Троя. Герои Троянской войны — страница 35 из 155

— Тише ты, тише! — воскликнул, подбегая к ней, придворный. — Мы должны заставить говорить этого человека, а не высказывать свои догадки.

— Он у нас еще как заговорит! — крикнула амазонка, немного ослабляя хватку своих крепких пальцев и встряхивая уже полубесчувственного похитителя. — Говори, тварь, кто послал вас украсть Патрокла? Говори, или я отдеру твою гнилую башку от мешка с дерьмом, который пока еще — твое тело! Ну! От кого вы пришли? Кто вам приказал?

— Me… Me… — прохрипел разбойник, — Me…

— Что «ме, ме»?! Что ты блеешь, как козел?! Если язык тебе больше не служит, я его сейчас выдеру из твоей глотки! — взревела Альда. — Говори, не выводи меня из себя!
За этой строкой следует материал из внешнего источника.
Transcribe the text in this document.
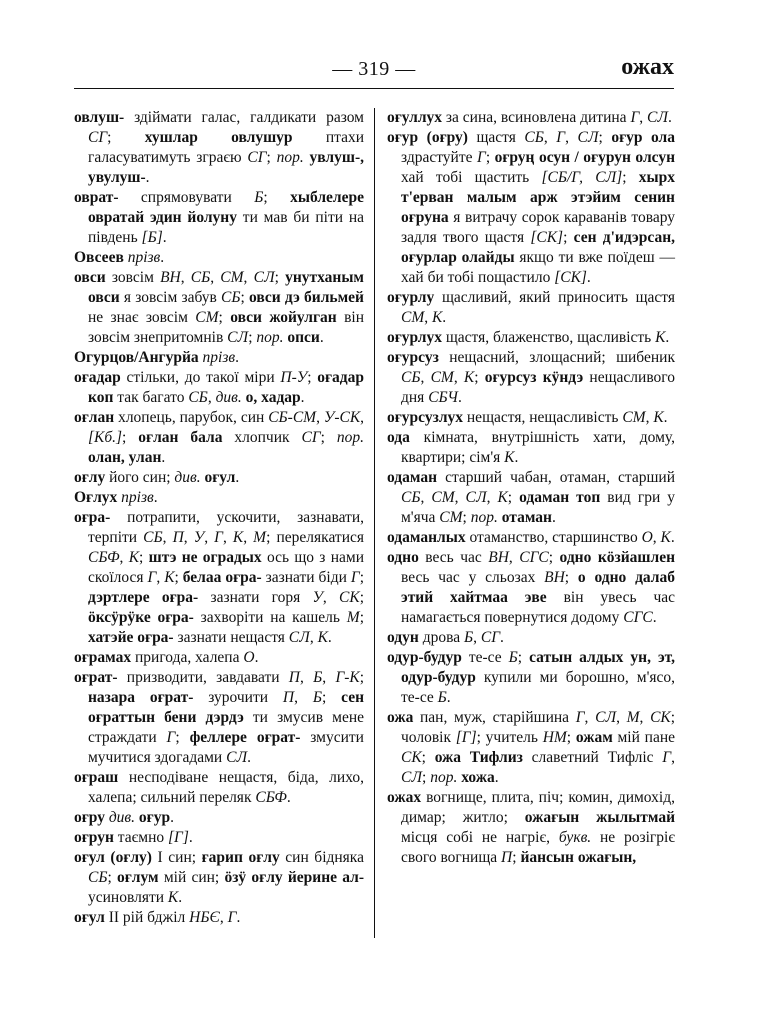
— 319 —	ожах

овлуш- здіймати галас, галдикати разом СГ; хушлар овлушур птахи галасуватимуть зграєю СГ; пор. увлуш-, увулуш-.

оврат- спрямовувати Б; хыблелере овратай эдин йолуну ти мав би піти на південь [Б].

Овсеев прізв.

овси зовсім ВН, СБ, СМ, СЛ; унутханым овси я зовсім забув СБ; овси дэ бильмей не знає зовсім СМ; овси жойулган він зовсім знепритомнів СЛ; пор. опси.

Огурцов/Ангурйа прізв.

оғадар стільки, до такої міри П-У; оғадар коп так багато СБ, див. о, хадар.

оғлан хлопець, парубок, син СБ-СМ, У-СК, [Кб.]; оғлан бала хлопчик СГ; пор. олан, улан.

оғлу його син; див. оғул.

Оғлух прізв.

оғра- потрапити, ускочити, зазнавати, терпіти СБ, П, У, Г, К, М; перелякатися СБФ, К; штэ не оградых ось що з нами скоїлося Г, К; белаа оғра- зазнати біди Г; дэртлере оғра- зазнати горя У, СК; öксÿрÿке оғра- захворіти на кашель М; хатэйе оғра- зазнати нещастя СЛ, К.

оғрамах пригода, халепа О.

оғрат- призводити, завдавати П, Б, Г-К; назара оғрат- зурочити П, Б; сен оғраттын бени дэрдэ ти змусив мене страждати Г; феллере оғрат- змусити мучитися здогадами СЛ.

оғраш несподіване нещастя, біда, лихо, халепа; сильний переляк СБФ.

оғру див. оғур.

оғрун таємно [Г].

оғул (оғлу) I син; ғарип оғлу син бідняка СБ; оғлум мій син; öзÿ оғлу йерине ал- усиновляти К.

оғул II рій бджіл НБЄ, Г.

оғуллух за сина, всиновлена дитина Г, СЛ.

оғур (оғру) щастя СБ, Г, СЛ; оғур ола здрастуйте Г; оғруң осун / оғурун олсун хай тобі щастить [СБ/Г, СЛ]; хырх т'ерван малым арж этэйим сенин оғруна я витрачу сорок караванів товару задля твого щастя [СК]; сен д'идэрсан, оғурлар олайды якщо ти вже поїдеш — хай би тобі пощастило [СК].

оғурлу щасливий, який приносить щастя СМ, К.

оғурлух щастя, блаженство, щасливість К.

оғурсуз нещасний, злощасний; шибеник СБ, СМ, К; оғурсуз кÿндэ нещасливого дня СБЧ.

оғурсузлух нещастя, нещасливість СМ, К.

ода кімната, внутрішність хати, дому, квартири; сім'я К.

одаман старший чабан, отаман, старший СБ, СМ, СЛ, К; одаман топ вид гри у м'яча СМ; пор. отаман.

одаманлых отаманство, старшинство О, К.

одно весь час ВН, СГС; одно кöзйашлен весь час у сльозах ВН; о одно далаб этий хайтмаа эве він увесь час намагається повернутися додому СГС.

одун дрова Б, СГ.

одур-будур те-се Б; сатын алдых ун, эт, одур-будур купили ми борошно, м'ясо, те-се Б.

ожа пан, муж, старійшина Г, СЛ, М, СК; чоловік [Г]; учитель НМ; ожам мій пане СК; ожа Тифлиз славетний Тифліс Г, СЛ; пор. хожа.

ожах вогнище, плита, піч; комин, димохід, димар; житло; ожағын жылытмай місця собі не нагріє, букв. не розігріє свого вогнища П; йансын ожағын,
— Мерикара! Второй казначей! Он нам приказал под страхом смерти…! — выдохнул похититель. — Мы из его охраны… Господин! Господин Сети! Скажи ей, чтобы она меня не убивала!

— Мерикара! — проговорил пораженный начальник охраны фараона. — Да он-то здесь при чем? Я всегда подозревал, что он — мошенник, но какое он имеет отношение ко всей этой истории?

— Просто главный негодяй делает все, чтобы его не вывели на чистую воду! — вскричала Альда, передав сына подошедшей к ним рабыне и снимая с себя пояс, чтобы скрутить руки похитителю. — Мерикара наверняка связан с тем, чье имя знаем и я, и ты, Сети. Вот только, назовет ли Мерикара своего хозяина?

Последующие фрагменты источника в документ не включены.